Gumilev’s quatrain is quite excellent:
"There is a God, there is a world. They exist
eternally.
While people’s lives are
momentary and wretched.
However, a person can accommodate everything,
Who loves the world and believes in God."
Of course you cannot dogmatise these words. Here,
it is possible to retort against every pronouncement: perpetuity of the world
is not the same as that of God’s; human life is but momentary, but the soul’s
life is not momentary; the world loves devious counsel, but it only believes in
God. Nevertheless, this quatrain contains an excellent poetical
expression of a deep idea: that the fullness of life consists of accepting the
world as a creation of the All-Good God. In accepting life as a gift from God,
a person lives with an optimistic and harmonious view of the world, creating a
spiritual world and a bold, bright outlook on life.

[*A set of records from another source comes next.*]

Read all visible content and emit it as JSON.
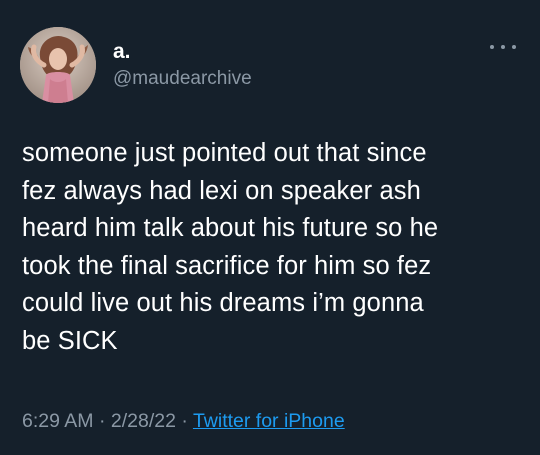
{
  "tweet": {
    "author": {
      "display_name": "a.",
      "handle": "@maudearchive",
      "avatar_icon": "profile-photo"
    },
    "more_icon": "more-options-icon",
    "text": "someone just pointed out that since\nfez always had lexi on speaker ash\nheard him talk about his future so he\ntook the final sacrifice for him so fez\ncould live out his dreams i’m gonna\nbe SICK",
    "time": "6:29 AM",
    "separator_1": " · ",
    "date": "2/28/22",
    "separator_2": " · ",
    "source": "Twitter for iPhone"
  },
  "colors": {
    "background": "#15202b",
    "primary_text": "#ffffff",
    "secondary_text": "#8b98a5",
    "link": "#1d9bf0"
  }
}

A person has inner contentment when he doesn’t
have any spiritual discord. Such is the meaning of Polonsky’s stanza:
"Blessed is he who is given two types of
hearing:
Who hears the ringing church bells,
And hears the prophetic voice of
the Spirit."
The obvious meaning of these words is in that a
contemporary person lives a full substantive life, when his inner voice (be it
a poetical or philosophical inspiration, or simply a general outlook on life),
combines with the faithfulness of tradition, and with the religious faith that
has been interwoven into him.
It has to be acknowledged that the Russian poetry
of the golden 19th century age of literature itself possessed this
quality and was therefore principled, ideal and wholly laudable.